Income Approach. Income approach valuation techniques convert future amounts, such as cash flows
or earnings, to a single present amount, or a discounted amount. These techniques rely on current
expectations of future amounts. Examples of income approach valuation techniques include present
value techniques, option-pricing models and binomial or lattice models that incorporate present
value techniques.
Cost Approach. Cost approach valuation techniques are based upon the amount that, at present,
would be required to replace the service capacity of an asset, or the current replacement cost.
That is, from the perspective of a market participant (seller), the price that would be received
for the asset is determined based on the cost to a market participant (buyer) to acquire or
construct a substitute asset of comparable utility.
The three approaches described above are consistent with generally accepted valuation techniques.
While all three approaches are not applicable to all assets or liabilities reported at fair value,
where appropriate and possible, one or more valuation techniques may be used. The selection of the
valuation technique(s) to apply considers the definition of an exit price and the nature of the
asset or liability being valued and significant expertise and judgment is required. The Company
performs regular analysis and review of the various techniques utilized in determining fair value
to ensure that the valuation approaches utilized are appropriate and consistently applied, and that
the various assumptions are reasonable. The Company also utilizes information from third parties,
such as pricing services and brokers, to assist in determining fair values for certain assets and
liabilities; however, management is ultimately responsible for all fair values presented in the
Companys financial statements. The Company performs analysis and review of the information and
prices received from third parties to ensure that the prices represent a reasonable estimate of the
fair value. This process involves quantitative and qualitative analysis and is overseen by the
Companys investment and accounting personnel. Examples of procedures performed include, but are
not limited to, initial and ongoing review of third party pricing services and techniques, review
of pricing trends and monitoring of recent trade information. In addition, the Company utilizes
both internal and external cash flow models to analyze the reasonableness of fair values utilizing
credit spread and other market assumptions, where appropriate. As a result of the analysis, if the
Company determines there is a more appropriate fair value based upon the available market data, the
price received from the third party is adjusted accordingly.
For invested assets reported at fair value, when available, fair values are based on quoted prices
in active markets that are regularly and readily obtainable. Generally, these are very liquid
investments and the valuation does not require management judgment. When quoted prices in active
markets are not available, fair value is based on the market valuation techniques described above,
primarily a combination of the market approach, including matrix pricing and the income approach.
The assumptions and inputs used by management in applying these techniques include, but are not
limited to: interest rates, credit standing of the issuer or counterparty, industry sector of the
issuer, coupon rate, call provisions, sinking fund requirements, maturity, estimated duration and
assumptions regarding liquidity and future cash flows.

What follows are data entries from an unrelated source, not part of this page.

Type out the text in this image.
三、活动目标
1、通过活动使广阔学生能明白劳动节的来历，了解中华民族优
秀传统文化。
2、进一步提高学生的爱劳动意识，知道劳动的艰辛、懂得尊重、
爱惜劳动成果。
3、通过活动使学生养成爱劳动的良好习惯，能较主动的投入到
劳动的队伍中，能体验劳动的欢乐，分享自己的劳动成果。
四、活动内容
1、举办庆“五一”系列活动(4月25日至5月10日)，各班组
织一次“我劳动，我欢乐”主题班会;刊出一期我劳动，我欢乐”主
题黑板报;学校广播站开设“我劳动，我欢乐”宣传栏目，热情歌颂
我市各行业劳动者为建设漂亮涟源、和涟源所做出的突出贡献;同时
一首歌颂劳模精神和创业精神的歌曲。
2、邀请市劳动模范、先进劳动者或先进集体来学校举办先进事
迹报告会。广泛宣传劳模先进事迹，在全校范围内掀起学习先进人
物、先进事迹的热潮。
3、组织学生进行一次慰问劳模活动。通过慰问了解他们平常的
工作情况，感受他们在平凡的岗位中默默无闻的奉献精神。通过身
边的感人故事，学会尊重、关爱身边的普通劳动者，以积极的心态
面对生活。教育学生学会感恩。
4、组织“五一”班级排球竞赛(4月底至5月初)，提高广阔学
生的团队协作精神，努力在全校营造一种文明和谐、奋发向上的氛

The significant inputs to the market standard valuation techniques for certain types of securities
with reasonable levels of price transparency are inputs that are observable in the market or can be
derived principally from or corroborated by observable market data. Such observable inputs include
benchmarking prices for similar assets in active, liquid markets, quoted prices in markets that are
not active and observable yields and spreads in the market.

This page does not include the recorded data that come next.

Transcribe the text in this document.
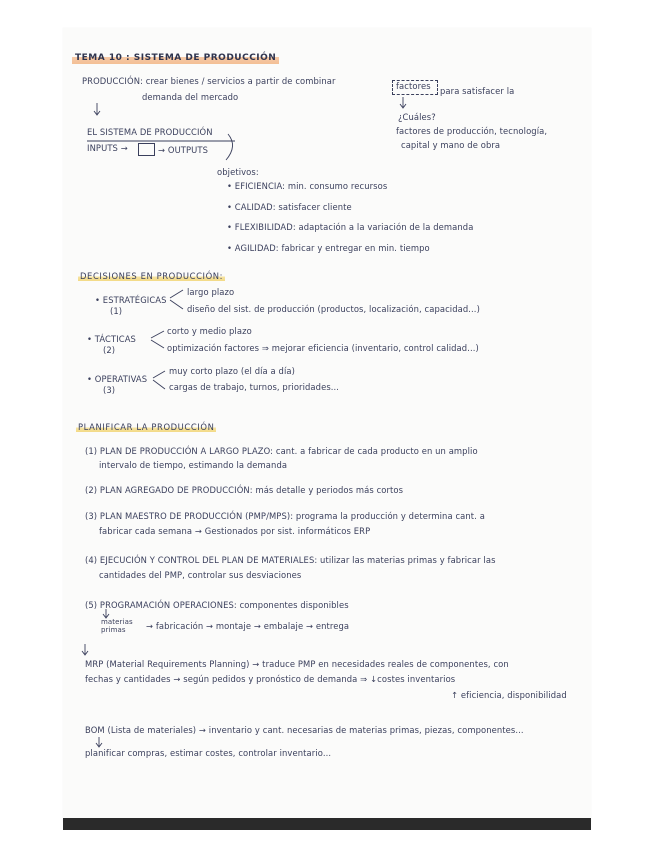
TEMA 10 : SISTEMA DE PRODUCCIÓN
PRODUCCIÓN: crear bienes / servicios a partir de combinar	factores para satisfacer la
demanda del mercado
¿Cuáles?
factores de producción, tecnología,
capital y mano de obra
EL SISTEMA DE PRODUCCIÓN
INPUTS →	→ OUTPUTS
objetivos:
• EFICIENCIA: min. consumo recursos
• CALIDAD: satisfacer cliente
• FLEXIBILIDAD: adaptación a la variación de la demanda
• AGILIDAD: fabricar y entregar en min. tiempo
DECISIONES EN PRODUCCIÓN:
• ESTRATÉGICAS
(1)
largo plazo
diseño del sist. de producción (productos, localización, capacidad...)
• TÁCTICAS
(2)
corto y medio plazo
optimización factores ⇒ mejorar eficiencia (inventario, control calidad...)
• OPERATIVAS
(3)
muy corto plazo (el día a día)
cargas de trabajo, turnos, prioridades...
PLANIFICAR LA PRODUCCIÓN
(1) PLAN DE PRODUCCIÓN A LARGO PLAZO: cant. a fabricar de cada producto en un amplio
intervalo de tiempo, estimando la demanda
(2) PLAN AGREGADO DE PRODUCCIÓN: más detalle y periodos más cortos
(3) PLAN MAESTRO DE PRODUCCIÓN (PMP/MPS): programa la producción y determina cant. a
fabricar cada semana → Gestionados por sist. informáticos ERP
(4) EJECUCIÓN Y CONTROL DEL PLAN DE MATERIALES: utilizar las materias primas y fabricar las
cantidades del PMP, controlar sus desviaciones
(5) PROGRAMACIÓN OPERACIONES: componentes disponibles
materias primas	→ fabricación → montaje → embalaje → entrega
MRP (Material Requirements Planning) → traduce PMP en necesidades reales de componentes, con
fechas y cantidades → según pedidos y pronóstico de demanda ⇒ ↓costes inventarios
↑ eficiencia, disponibilidad
BOM (Lista de materiales) → inventario y cant. necesarias de materias primas, piezas, componentes...
planificar compras, estimar costes, controlar inventario...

When observable inputs are not available, the market standard valuation techniques for determining
the estimated fair value of certain types of securities that trade infrequently, and therefore have
little or no price transparency, rely on inputs that are significant to the estimated fair value
that are not observable in the market or cannot be derived principally from or corroborated by
observable market data. These unobservable inputs can be based in large part on management
judgment or estimation, and cannot be supported by reference to market activity. Even though
unobservable, these inputs are based on assumptions deemed appropriate given the circumstances and
are believed to be consistent with what other market participants would use when pricing such
securities.
The use of different techniques, assumptions and inputs may have a material effect on the estimated
fair values of the Companys securities holdings.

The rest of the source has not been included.